Мария Ильинична кинулась целовать сестрицу, проливая на прекрасное смуглое лицо её неудержимые слёзы.

   – Прости меня, Аннушка! Прости за счастье моё, за судьбу дивную, несказанную. Наградит тебя Господь за печали твои.

   – На небе, – сказала, как замок на дверь повесила. Замерла, поражённая вечной своей обидой.

За стеной пошло большое движение, голоса весёлые, громкие. Мария Ильинична виновато улыбнулась сестрице:

   – Алексей Алексеевич пожаловал. Он собирался к дедушке.

Анна Ильинична прильнула к потаённому глазку. Царевич стоял посреди комнаты, разглядывая гетманскую булаву.

   – Как же это надо жить, чтоб столько казаков тебя полюбили? – спросил царевич гетмана. – Сколько их?

   – Кого? – не понял Брюховецкий.

   – Казаков, любящих тебя.

   – Любящих?

   – Но ведь булаву на казачьем кругу дают? Большинством?

Брюховецкий гладил себя по лысому черепу, поклонился:

   – Благодарю, ваше высочество, за доброе слово. Увы! Булаву дают не ради любви, ради выгоды. Я хотел дружбы с великим государем великой России, вот меня и выкликнули. На Левом берегу. Я, ваше высочество, половинный гетман. Другая половина Украины служит королю. Только надолго ли? Королева желает, чтоб корону ваше высочество наследовало. Тогда, должно быть, и соединится многострадальная Малая Россия.

Мария Ильинична дёргала сестрицу, оттаскивая от глазка:

   – Дай разочек взглянуть!

   – Во дворце на сыночка не нагляделась?

   – Редко теперь вижу. Милая, не упрямься!

Анна наконец уступила место.

Алексей Алексеевич на этот раз держал в руках простую казацкую саблю. Румяный, весёлый, глаза сияют, чело белое, высокое.

   – Да ведь она книзу тяжелей! – взмахнул саблей царевич.

   – Рубить так рубить! – Гетман, перепугав Марию Ильиничну, показал, как казаки головы рубят.

Алексей Алексеевич тотчас повторил страшное движение.

   – Надо и нам завести казачьи полки! – подбежал он к деду.

   – Полки гетмана служат твоему батюшке, – возразил Илья Данилович.

   – Нет! Пусть казаки в Москве стоят. Чтоб враги знали, трепетали.

   – Мечта каждого государя – устрашать без войны. Сия мысль – мужа государственного, – польстил царевичу Брюховецкий. – У польского короля есть крылатая конница, гусары. Перед гусарами, когда земля гудит от тяжкого топота, когда визжит от ужаса ветер в крыльях, – всякое сердце трепещет, но гусар тоже бьют.

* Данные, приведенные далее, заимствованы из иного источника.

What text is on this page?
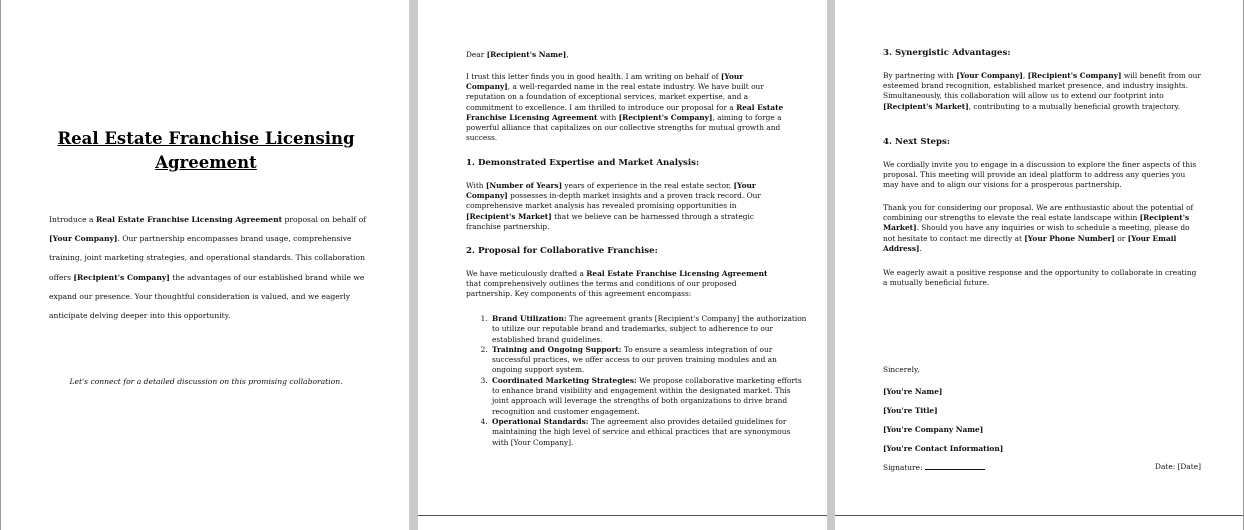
Real Estate Franchise Licensing
Agreement

Introduce a Real Estate Franchise Licensing Agreement proposal on behalf of [Your Company]. Our partnership encompasses brand usage, comprehensive training, joint marketing strategies, and operational standards. This collaboration offers [Recipient's Company] the advantages of our established brand while we expand our presence. Your thoughtful consideration is valued, and we eagerly anticipate delving deeper into this opportunity.

Let's connect for a detailed discussion on this promising collaboration.

Dear [Recipient's Name],

I trust this letter finds you in good health. I am writing on behalf of [Your Company], a well-regarded name in the real estate industry. We have built our reputation on a foundation of exceptional services, market expertise, and a commitment to excellence. I am thrilled to introduce our proposal for a Real Estate Franchise Licensing Agreement with [Recipient's Company], aiming to forge a powerful alliance that capitalizes on our collective strengths for mutual growth and success.

1. Demonstrated Expertise and Market Analysis:

With [Number of Years] years of experience in the real estate sector, [Your Company] possesses in-depth market insights and a proven track record. Our comprehensive market analysis has revealed promising opportunities in [Recipient's Market] that we believe can be harnessed through a strategic franchise partnership.

2. Proposal for Collaborative Franchise:

We have meticulously drafted a Real Estate Franchise Licensing Agreement that comprehensively outlines the terms and conditions of our proposed partnership. Key components of this agreement encompass:

1. Brand Utilization: The agreement grants [Recipient's Company] the authorization to utilize our reputable brand and trademarks, subject to adherence to our established brand guidelines.
2. Training and Ongoing Support: To ensure a seamless integration of our successful practices, we offer access to our proven training modules and an ongoing support system.
3. Coordinated Marketing Strategies: We propose collaborative marketing efforts to enhance brand visibility and engagement within the designated market. This joint approach will leverage the strengths of both organizations to drive brand recognition and customer engagement.
4. Operational Standards: The agreement also provides detailed guidelines for maintaining the high level of service and ethical practices that are synonymous with [Your Company].

3. Synergistic Advantages:

By partnering with [Your Company], [Recipient's Company] will benefit from our esteemed brand recognition, established market presence, and industry insights. Simultaneously, this collaboration will allow us to extend our footprint into [Recipient's Market], contributing to a mutually beneficial growth trajectory.

4. Next Steps:

We cordially invite you to engage in a discussion to explore the finer aspects of this proposal. This meeting will provide an ideal platform to address any queries you may have and to align our visions for a prosperous partnership.

Thank you for considering our proposal. We are enthusiastic about the potential of combining our strengths to elevate the real estate landscape within [Recipient's Market]. Should you have any inquiries or wish to schedule a meeting, please do not hesitate to contact me directly at [Your Phone Number] or [Your Email Address].

We eagerly await a positive response and the opportunity to collaborate in creating a mutually beneficial future.

Sincerely,

[You're Name]

[You're Title]

[You're Company Name]

[You're Contact Information]

Signature:	Date: [Date]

   – Что ж! Неуязвимый Ахиллес имел-таки слабое место на пятке, – ответил Алексей Алексеевич. – Но ведь сколько им одержано побед! Дедушка, надоумь батюшку о казаках!

   – Садись за стол, внук! – пригласил Илья Данилович. – Для тебя изготовлен пирог на медовой вишне, а другой – с твоей любимой черникой.

   – Пирогов я отведаю, но что теперь в доме сидеть? Поедемте по Москве-реке кататься. Уж так санки летят, искры сыплются! Правда, правда! Я сам вчера видел вечером.

Уговорил. Гетман пожелал испытать московскую потеху. К его удивлению, Илья Данилович тоже согласился прокатиться по Москве-реке.

Сопровождающих набралось человек с тысячу, но скакали по заснеженному льду только три тройки. В санках сидели по двое: Илья Данилович со слугой, Алексей Алексеевич с дядькой, с Фёдором Михайловичем Ртищевым, Брюховецкий с супругой.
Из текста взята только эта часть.